Ming Fang, China head of UBS Global Financial Markets Department, told reporters that the ETF interconnection is the first time that targets other than stocks have been incorporated into the relevant mechanism, and it is another benchmarking measure for the continuous opening of China's financial market.In the context of this year's global capital market being affected by macroeconomic, geopolitical, epidemic and other uncertain factors, this measure has a directional incentive to boost the confidence of overseas investors.
"We expect that the interconnection of ETFs will drive a marginal increase of about 10% in A-share market transactions and capital volume." Landlord Ming predicted.
Christina Ma, Head of Greater China Equities at Goldman Sachs Global Markets, said that the inclusion of ETFs in the interconnection mechanism will be a landmark event in the expansion of new trading tools since the establishment of the interconnection mechanism between the two stock markets, which will not only further strengthen the mainland The integration between the market and the Hong Kong market is also an important step in the opening of China's ETF market to international investors.

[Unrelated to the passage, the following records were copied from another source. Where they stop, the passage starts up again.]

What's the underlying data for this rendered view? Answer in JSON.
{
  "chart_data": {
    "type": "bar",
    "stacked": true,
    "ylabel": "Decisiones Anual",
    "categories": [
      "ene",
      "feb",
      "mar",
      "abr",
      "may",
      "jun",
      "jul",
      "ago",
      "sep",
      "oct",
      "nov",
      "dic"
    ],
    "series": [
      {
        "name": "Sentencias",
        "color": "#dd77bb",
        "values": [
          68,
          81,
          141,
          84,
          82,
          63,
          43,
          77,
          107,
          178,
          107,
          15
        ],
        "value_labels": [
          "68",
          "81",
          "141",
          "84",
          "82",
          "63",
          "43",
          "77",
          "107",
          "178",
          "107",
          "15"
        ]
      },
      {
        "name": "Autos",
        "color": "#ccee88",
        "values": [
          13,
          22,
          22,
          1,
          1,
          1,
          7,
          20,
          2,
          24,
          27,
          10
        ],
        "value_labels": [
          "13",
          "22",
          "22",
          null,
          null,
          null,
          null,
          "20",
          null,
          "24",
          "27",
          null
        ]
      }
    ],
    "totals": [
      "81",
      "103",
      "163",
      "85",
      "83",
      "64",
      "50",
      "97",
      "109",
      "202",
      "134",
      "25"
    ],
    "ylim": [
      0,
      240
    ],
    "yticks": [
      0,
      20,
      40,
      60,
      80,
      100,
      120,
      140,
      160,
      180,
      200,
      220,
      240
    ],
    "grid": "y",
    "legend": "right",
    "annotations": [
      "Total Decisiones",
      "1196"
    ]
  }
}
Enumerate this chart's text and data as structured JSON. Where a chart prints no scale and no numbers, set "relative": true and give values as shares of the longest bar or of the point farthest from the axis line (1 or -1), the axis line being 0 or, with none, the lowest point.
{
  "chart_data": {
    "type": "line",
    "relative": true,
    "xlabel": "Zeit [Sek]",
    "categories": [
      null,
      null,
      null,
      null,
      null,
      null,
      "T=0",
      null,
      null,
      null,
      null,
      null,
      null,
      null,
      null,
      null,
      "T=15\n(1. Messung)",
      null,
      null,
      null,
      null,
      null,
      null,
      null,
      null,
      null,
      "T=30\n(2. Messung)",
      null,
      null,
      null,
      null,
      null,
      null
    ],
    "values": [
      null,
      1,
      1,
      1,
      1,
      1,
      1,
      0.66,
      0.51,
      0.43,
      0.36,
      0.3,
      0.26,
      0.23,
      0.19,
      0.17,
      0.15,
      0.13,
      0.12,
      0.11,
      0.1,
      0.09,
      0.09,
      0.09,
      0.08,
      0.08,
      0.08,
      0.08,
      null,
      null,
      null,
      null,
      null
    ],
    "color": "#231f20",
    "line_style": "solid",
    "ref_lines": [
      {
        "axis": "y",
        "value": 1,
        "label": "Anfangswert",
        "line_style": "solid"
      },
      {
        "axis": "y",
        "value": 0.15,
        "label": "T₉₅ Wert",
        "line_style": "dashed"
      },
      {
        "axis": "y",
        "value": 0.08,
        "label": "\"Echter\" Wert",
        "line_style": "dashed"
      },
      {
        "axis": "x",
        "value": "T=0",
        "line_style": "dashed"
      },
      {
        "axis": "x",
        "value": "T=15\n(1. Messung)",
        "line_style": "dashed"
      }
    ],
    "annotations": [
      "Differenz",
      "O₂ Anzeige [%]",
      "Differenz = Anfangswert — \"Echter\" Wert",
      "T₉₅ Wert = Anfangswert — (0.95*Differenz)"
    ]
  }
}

"Market funds (especially northbound investors) have been looking forward to the inclusion of ETFs in the interconnection mechanism for a long time." Ma Zhiping said, "On the first day of trading, we saw positive feedback from foreign institutional investors, and the Goldman Sachs trading team has completed multiple interconnection mechanisms. Goldman Sachs expects that more foreign capital will flow into the A-share market through the ETF interconnection mechanism in the future.”